Torino - La Juve non arriva seconda, d’accordo ma a questo punto del torneo non è certo un tradimento. La Juve non arriva seconda, dietro l’Inter e davanti alla Roma non per particolari demeriti o avvilenti amnesie ma molto semplicemente perché gli inseguimenti, come dimostra il ciclismo, si avviano con largo anticipo sullo sprint dinanzi al traguardo. E allora la Juventus football club, con un numero contestato di scudetti (29 dicono i tifosi con le bandiere al vento per le strade di Torino, 27 sostengono gli almanacchi ufficiali riscritti dopo «moggiopoli»), può festeggiare il passaggio aritmetico in Champions league che di questi tempi non è certo il minimo sindacale per il club glorioso.

Semmai la stessa Juve del vituperato Ranieri (quanti critici in fuga, quanti veleni gratuiti sul suo conto, quante censure preventive al suo certosino lavoro) può andar fiera di uno scudetto diverso, da assegnare attraverso l’esito delle sfide metropolitane. Inter, Roma, Milan e Lazio: ecco le quattro armate messe in fila dagli juventini con una serie di performances di gran livello. Meglio tacere dell’esito dei due derbies col Toro: è davvero malconcio per meritare una citazione nello speciale elenco. Solo la Fiorentina, che si batte come una leonessa per contendere al Milan il quarto posto, può esibire con orgoglio quel successo ottenuto proprio qui a Torino in una domenica complicata per Ranieri e i suoi, una delle poche.
La Juve, in Champions, resta terza, dietro la Roma ma può con disincanto guardare non solo alle prodezze balistiche del suo capitano, Alex Del Piero che nell’occasione si limita all’essenziale. E cioè a un golletto facile facile che scolpisce il 3 a 0 sulla Lazio e la fine delle ostilità poco dopo la mezz’ora del primo tempo.
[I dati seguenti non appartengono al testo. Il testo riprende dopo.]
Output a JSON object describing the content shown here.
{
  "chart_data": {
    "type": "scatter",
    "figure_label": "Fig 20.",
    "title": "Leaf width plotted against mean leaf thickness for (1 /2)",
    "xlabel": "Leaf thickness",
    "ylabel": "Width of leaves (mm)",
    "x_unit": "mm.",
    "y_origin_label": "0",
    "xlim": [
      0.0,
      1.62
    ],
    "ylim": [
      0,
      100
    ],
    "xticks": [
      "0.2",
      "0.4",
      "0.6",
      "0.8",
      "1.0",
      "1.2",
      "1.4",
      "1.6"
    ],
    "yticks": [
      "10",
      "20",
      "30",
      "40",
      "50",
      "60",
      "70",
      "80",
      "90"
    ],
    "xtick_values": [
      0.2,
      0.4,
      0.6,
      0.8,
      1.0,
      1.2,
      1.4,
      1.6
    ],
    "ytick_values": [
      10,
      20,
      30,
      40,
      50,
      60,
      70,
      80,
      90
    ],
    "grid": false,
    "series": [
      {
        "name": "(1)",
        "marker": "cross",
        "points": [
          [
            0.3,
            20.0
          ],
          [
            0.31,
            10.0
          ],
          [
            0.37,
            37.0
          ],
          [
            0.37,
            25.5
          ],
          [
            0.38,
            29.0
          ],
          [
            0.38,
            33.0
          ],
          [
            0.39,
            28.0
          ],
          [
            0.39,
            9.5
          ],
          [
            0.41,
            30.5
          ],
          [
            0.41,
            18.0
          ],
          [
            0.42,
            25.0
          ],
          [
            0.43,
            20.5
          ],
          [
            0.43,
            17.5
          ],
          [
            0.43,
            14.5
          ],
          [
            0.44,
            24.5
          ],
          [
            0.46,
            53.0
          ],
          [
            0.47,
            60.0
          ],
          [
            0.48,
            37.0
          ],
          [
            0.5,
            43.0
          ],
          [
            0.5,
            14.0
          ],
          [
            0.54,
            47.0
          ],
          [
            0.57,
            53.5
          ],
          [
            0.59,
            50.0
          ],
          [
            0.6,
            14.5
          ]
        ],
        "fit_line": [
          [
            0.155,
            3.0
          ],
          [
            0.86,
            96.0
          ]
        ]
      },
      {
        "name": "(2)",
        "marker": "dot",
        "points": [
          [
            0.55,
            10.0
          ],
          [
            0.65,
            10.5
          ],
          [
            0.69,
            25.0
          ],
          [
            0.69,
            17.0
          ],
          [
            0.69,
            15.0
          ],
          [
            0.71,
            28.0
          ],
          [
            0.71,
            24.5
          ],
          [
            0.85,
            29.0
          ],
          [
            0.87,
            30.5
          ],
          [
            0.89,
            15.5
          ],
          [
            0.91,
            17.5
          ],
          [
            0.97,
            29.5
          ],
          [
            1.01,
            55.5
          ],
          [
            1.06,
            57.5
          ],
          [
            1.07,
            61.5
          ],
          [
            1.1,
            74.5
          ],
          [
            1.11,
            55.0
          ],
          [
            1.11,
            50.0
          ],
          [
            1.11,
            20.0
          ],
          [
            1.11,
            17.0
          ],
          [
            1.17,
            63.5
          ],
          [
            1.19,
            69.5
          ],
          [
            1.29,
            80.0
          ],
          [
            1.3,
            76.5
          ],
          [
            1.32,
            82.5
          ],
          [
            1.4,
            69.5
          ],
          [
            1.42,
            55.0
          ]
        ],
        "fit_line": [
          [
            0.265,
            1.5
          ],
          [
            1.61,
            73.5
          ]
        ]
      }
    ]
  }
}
I numeri raccontano della favolosa marcia del capitano juventino, giunto a meno 3 dalla sua migliore stagione di bomber (21 reti nel 97-98). È la sua seconda giovinezza, non ci sono dubbi. Da mettere in bacheca anche Camoranesi e le sue intuizioni geniali unite alle due incursioni di Chiellini nell’area di rigore, su calcio d’angolo.

Si tratta di altre due pedine del puzzle di Roberto Donadoni il che vuol dire semplicemente questo: forse Ranieri sta lavorando e sodo anche per la Nazionale. Ecco allora un altro aspetto della prova juventina da approfondire: si tratta di Chiellini. Da centrale difensivo, in coppia con Legrottaglie che non è notoriamente Beckenbauer, non è più un ripiego o un esperimento felice. E poiché l’Italia è poggiata sugli stagionati Cannavaro e Materazzi, forse si può brindare al vivaio nazionale capace di sfornare un altro pilastro di cemento armato.
La Lazio è una squadra svagata per non dire altro. È concentrata - così riferiscono i cronisti al suo seguito - solo e soltanto sulla semifinale di ritorno di coppa Italia (contro l’Inter) e pensa di poter subire mortificazioni come quella di ieri senza provocare scossoni all’ambiente, magari anche alla panchina di Delio Rossi, il suo allenatore. Chi immagina di poter, con un semplice movimento della mano, mettere la spina e riaccendere la luce, si illude. Nel calcio non succede mai. E solo una Lazio, viva nella testa e nelle gambe, può ambire alla finale di coppa Italia. Quella vista ieri contro la Juve no.